Anya Lawler, a defender of the California Rural Assistance Foundation policies, said that the owners are bound by the 10% ceiling even if there is a tender war in which someone is ready to pay more and that it said that the authorities are likely to apply Gouging protections in the past.
“I guess there are owners who legitimately know the law and are simply motivated to get as much as possible to take advantage of a terrible situation,” said Lawler. “Others are well aware and just think that they can damage the application.”
A property that has seen the change of rent is a four -bedroom house on Dellvale Place in Encino. According to Zillow, the property was announced for $ 9,000 a month on January 3.
Then, following fires and the state of emergency, the rent requested on registration changed, increasing almost 28% to $ 11,500.

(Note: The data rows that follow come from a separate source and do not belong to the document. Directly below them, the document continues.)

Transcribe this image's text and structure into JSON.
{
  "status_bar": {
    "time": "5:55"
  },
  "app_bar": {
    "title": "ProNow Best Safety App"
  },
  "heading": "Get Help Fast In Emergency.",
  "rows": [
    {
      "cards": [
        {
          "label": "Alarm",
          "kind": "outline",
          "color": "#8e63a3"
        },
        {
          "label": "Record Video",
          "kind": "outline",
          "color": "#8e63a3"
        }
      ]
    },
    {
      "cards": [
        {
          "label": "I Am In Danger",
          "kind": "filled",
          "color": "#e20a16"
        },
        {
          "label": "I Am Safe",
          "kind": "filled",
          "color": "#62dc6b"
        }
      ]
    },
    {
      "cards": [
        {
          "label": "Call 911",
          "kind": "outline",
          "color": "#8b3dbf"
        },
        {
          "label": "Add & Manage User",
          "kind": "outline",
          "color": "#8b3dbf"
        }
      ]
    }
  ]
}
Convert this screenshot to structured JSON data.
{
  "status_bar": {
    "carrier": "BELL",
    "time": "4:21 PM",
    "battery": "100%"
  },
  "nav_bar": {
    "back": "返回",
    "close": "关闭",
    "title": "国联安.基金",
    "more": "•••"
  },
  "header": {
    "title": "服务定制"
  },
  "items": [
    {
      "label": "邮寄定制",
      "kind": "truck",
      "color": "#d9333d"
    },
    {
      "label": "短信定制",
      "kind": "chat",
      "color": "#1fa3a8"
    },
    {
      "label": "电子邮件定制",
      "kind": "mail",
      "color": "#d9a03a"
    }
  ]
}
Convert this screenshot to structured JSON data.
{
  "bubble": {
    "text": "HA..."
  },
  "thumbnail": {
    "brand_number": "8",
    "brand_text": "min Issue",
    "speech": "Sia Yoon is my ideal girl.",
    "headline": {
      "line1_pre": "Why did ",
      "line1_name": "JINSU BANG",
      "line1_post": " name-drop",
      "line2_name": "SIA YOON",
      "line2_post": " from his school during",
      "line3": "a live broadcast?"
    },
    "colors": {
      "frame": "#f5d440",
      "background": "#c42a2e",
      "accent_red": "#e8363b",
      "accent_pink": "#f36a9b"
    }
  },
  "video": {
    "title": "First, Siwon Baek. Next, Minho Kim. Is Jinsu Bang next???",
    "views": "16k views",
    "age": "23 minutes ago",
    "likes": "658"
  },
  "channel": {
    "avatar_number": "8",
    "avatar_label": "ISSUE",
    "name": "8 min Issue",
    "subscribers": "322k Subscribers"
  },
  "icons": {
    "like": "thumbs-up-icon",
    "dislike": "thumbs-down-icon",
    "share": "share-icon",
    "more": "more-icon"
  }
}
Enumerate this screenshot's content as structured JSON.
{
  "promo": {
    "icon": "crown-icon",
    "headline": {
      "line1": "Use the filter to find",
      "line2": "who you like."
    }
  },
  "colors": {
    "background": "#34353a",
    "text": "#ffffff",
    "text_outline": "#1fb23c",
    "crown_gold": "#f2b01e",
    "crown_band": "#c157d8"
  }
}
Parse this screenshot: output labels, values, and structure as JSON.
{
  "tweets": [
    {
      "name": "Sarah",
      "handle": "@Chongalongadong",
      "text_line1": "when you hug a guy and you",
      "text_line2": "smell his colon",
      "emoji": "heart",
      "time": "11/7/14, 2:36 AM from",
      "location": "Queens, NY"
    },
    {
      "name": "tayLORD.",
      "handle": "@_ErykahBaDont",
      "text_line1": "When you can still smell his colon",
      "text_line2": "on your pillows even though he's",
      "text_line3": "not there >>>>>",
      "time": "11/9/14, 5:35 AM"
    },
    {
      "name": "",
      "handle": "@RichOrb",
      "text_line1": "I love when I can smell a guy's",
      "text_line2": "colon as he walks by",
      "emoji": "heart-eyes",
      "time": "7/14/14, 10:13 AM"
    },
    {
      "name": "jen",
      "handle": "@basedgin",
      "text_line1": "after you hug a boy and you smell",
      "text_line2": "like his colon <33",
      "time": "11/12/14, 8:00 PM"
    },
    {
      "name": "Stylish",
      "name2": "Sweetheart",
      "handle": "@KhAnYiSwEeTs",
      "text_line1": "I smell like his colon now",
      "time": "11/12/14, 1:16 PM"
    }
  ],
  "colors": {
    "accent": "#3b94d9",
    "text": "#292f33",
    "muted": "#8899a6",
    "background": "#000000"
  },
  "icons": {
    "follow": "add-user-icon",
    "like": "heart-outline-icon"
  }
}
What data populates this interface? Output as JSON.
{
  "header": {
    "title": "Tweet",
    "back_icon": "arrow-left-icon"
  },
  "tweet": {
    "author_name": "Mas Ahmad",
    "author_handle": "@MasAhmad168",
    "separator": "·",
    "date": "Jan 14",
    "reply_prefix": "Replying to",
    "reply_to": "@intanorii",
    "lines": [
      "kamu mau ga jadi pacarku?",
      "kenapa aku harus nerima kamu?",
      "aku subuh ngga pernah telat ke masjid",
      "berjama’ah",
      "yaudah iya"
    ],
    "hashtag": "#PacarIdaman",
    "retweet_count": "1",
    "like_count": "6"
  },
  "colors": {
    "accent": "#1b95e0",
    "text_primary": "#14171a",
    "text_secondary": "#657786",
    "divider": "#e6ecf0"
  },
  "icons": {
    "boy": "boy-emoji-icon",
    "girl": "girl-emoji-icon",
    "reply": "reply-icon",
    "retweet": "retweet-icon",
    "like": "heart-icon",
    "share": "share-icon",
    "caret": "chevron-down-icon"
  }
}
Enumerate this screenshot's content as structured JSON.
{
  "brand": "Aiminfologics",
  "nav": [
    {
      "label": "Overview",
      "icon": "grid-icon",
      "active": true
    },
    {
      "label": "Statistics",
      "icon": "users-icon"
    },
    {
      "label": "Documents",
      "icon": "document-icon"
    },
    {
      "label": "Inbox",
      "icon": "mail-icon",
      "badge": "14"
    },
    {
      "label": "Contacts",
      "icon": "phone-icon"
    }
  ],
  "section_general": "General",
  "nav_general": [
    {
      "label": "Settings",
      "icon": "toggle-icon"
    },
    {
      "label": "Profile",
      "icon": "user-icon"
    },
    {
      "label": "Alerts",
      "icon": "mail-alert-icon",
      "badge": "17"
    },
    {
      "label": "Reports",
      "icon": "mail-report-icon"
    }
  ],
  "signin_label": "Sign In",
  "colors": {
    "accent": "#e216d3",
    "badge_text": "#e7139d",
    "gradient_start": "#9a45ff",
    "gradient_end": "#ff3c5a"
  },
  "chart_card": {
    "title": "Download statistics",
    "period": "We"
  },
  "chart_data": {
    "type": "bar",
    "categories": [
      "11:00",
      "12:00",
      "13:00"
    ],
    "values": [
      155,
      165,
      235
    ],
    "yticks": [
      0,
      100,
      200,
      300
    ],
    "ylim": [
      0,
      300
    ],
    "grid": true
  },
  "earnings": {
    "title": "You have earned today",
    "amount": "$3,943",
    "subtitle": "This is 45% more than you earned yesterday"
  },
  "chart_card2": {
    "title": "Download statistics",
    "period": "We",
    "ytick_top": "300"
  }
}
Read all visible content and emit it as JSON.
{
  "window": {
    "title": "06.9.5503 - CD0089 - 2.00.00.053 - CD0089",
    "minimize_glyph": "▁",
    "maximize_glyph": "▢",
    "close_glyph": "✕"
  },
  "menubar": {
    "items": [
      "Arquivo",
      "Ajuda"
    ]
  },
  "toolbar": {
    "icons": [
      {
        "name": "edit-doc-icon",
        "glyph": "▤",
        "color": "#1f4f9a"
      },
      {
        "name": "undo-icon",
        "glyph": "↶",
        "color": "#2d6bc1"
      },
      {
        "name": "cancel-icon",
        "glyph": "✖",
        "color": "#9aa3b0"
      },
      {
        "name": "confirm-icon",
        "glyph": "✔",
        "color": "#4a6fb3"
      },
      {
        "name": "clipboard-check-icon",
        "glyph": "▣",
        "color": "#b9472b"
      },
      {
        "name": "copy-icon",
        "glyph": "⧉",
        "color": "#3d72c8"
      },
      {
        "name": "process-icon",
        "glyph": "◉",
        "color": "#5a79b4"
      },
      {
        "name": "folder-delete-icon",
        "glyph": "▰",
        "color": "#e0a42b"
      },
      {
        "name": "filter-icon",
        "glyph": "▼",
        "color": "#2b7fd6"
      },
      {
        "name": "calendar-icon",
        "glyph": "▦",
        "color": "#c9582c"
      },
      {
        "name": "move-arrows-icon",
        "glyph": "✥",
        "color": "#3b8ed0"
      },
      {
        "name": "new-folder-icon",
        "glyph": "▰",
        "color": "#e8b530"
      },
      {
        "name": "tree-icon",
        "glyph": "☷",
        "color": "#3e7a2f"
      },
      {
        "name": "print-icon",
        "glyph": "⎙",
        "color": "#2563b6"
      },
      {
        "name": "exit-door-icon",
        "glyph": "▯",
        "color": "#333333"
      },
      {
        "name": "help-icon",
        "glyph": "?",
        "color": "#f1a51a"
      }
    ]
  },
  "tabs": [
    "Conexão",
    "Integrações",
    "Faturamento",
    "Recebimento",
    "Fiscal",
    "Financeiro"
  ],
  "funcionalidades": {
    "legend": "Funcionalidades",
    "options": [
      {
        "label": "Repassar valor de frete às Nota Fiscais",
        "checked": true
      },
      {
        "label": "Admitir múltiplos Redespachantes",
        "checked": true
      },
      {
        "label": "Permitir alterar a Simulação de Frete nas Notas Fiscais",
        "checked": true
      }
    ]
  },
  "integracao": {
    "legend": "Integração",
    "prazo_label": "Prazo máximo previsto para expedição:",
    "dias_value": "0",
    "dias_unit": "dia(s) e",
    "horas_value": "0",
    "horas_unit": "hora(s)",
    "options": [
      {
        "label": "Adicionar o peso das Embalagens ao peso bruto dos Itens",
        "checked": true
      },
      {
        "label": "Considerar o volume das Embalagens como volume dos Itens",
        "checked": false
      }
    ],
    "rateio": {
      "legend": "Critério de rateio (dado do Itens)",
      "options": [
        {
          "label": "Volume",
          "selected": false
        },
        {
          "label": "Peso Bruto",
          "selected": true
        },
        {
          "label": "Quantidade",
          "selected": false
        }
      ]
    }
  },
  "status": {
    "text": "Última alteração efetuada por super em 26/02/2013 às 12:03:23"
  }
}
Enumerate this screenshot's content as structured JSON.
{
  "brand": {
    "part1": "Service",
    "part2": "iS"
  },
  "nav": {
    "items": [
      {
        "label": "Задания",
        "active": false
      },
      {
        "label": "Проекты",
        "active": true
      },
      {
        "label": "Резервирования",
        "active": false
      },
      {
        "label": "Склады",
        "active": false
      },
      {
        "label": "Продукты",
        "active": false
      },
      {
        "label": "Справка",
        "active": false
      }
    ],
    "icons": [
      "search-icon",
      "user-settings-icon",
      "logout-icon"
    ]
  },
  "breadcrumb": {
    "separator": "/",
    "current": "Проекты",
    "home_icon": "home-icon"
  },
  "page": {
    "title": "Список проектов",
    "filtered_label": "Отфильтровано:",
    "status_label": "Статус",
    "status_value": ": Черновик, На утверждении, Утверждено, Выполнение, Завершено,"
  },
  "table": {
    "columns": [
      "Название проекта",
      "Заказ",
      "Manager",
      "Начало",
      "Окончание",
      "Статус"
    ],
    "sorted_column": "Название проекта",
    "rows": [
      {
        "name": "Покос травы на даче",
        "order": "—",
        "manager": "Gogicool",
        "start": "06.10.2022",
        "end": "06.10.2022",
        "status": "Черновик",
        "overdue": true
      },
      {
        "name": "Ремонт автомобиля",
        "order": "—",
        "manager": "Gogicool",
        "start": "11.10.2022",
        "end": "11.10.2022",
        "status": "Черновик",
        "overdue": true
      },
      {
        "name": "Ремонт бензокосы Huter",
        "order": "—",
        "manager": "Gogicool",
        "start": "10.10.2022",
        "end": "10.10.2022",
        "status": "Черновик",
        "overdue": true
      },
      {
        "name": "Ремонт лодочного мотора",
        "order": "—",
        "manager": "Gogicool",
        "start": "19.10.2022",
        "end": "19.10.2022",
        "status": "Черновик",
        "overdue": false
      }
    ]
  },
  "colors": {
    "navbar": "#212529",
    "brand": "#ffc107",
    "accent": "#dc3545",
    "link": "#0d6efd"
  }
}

In a telephone interview Thursday, the agent scoring Soheila Mirfakhrai said that she did not feel comfortable increasing the price, but the owner told her to do so without explaining why. She said that she did not know the prices' law.
After Mirfakhrai spoke with the Times by phone, the price was reduced to $ 9,800, an increase of almost 8.9% compared to the rent asking on January 3.
“He agreed to lower the price,” said Mirfakhrai in a text. “I told him it was not good and I would leave.”
Mirfakhrai said that she was not authorized to provide a contact number for the owner and that the owner could not be attached to comment.
“Some of the properties, they add nearly 50% to the rent,” said Heidi Jensen, a real estate agent helping inappropriate families in the fire of Palisades.
“I think it's so contrary to ethics and not pleasant to do it with people who need it.”